September 15, 1987|From United Press International

SAN FRANCISCO — A federal appeals court ruled Monday that a regional telephone company may bar a Phoenix business from using its 976 dial-a-message network for sexual entertainment messages.

"The essential question before us is whether a regional telephone company, despite its public utility status, may refuse to carry smut on its dial-a-message network," U.S. 9th Circuit Court of Appeals Judge Joseph T. Sneed said in reversing a lower court decision.

Strongly Adverse Letters

"The district court concluded that it may not. We disagree and therefore vacate the injunction."

Carlin Communications Inc. had its message service terminated by Mountain States Tel. & Tel. Co. (Mountain Bell) in 1985 after the telephone company received strongly adverse letters concerning the sexual messages.

Among the objections to the messages were school officials who complained about children calling Carlin's number, as well as newspaper editorials criticizing Mountain Bell for profiting from such entertainment.

A deputy county attorney of Maricopa County, Ariz., also wrote to Mountain Bell threatening to prosecute if the company continued to provide 976 lines to Carlin, contending that the service violated an Arizona law prohibiting the distribution of sexually explicit material to minors.

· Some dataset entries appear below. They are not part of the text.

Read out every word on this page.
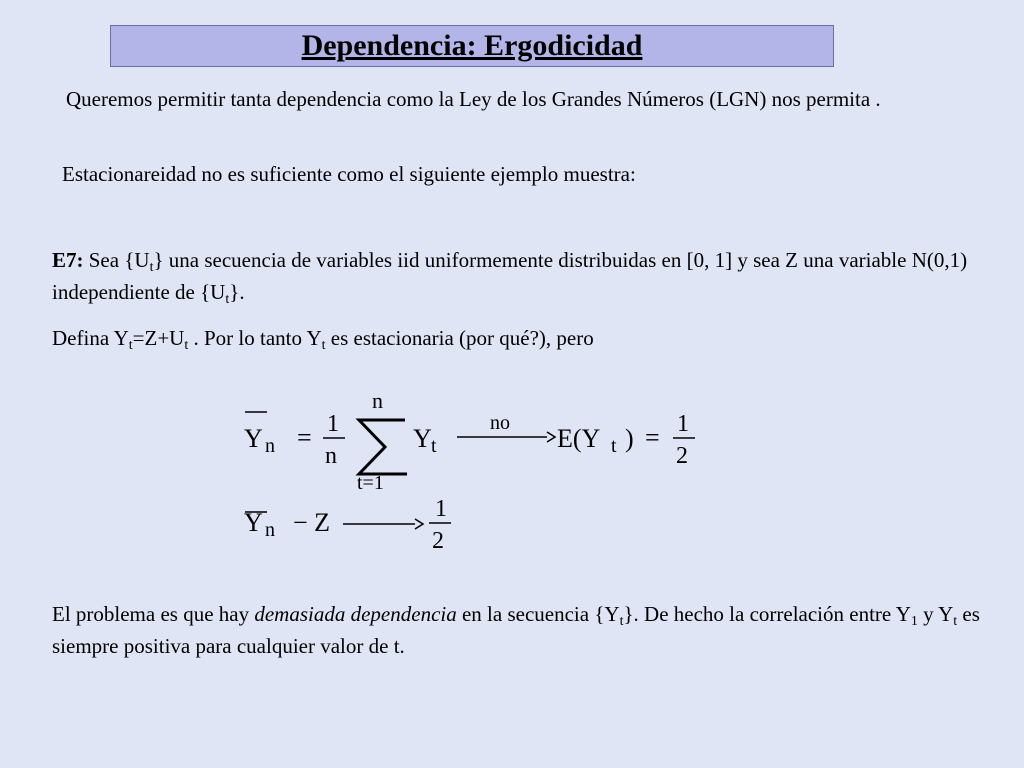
Dependencia: Ergodicidad
Queremos permitir tanta dependencia como la Ley de los Grandes Números (LGN) nos permita .
Estacionareidad no es suficiente como el siguiente ejemplo muestra:
E7: Sea $\{U_t\}$ una secuencia de variables iid uniformemente distribuidas en [0, 1] y sea Z una variable N(0,1) independiente de $\{U_t\}$.
Defina $Y_t=Z+U_t$ . Por lo tanto $Y_t$ es estacionaria (por qué?), pero
Y n = 1
n
n
t=1
Y t
no
E(Y t ) = 1
2
Y n − Z	1
2
El problema es que hay demasiada dependencia en la secuencia $\{Y_t\}$. De hecho la correlación entre $Y_1$ y $Y_t$ es siempre positiva para cualquier valor de t.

Soon after barring Carlin's messages, Mountain Bell adopted a policy refusing 976 service to any company offering sexual entertainment messages.

Carlin sued Mountain Bell, asserting First Amendment rights and Arizona public utility laws. The district court granted summary judgment for Carlin on both grounds, ordering the telephone company to restore Carlin's 976 service.

But the federal appeals court reversed the district court ruling.

"Mountain Bell permissibly exercised its judgment here," Sneed wrote for the majority.

"It did not single Carlin out for adverse treatment, but excluded all adult entertainment messages from the 976 network. This policy is clearly consonant with Arizona public policy, which prohibits the distribution of sexually explicit material to minors."

Sneed noted that the initial termination of Carlin by Mountain Bell was an unconstitutional state action but that the following ban on all sexual messages was not.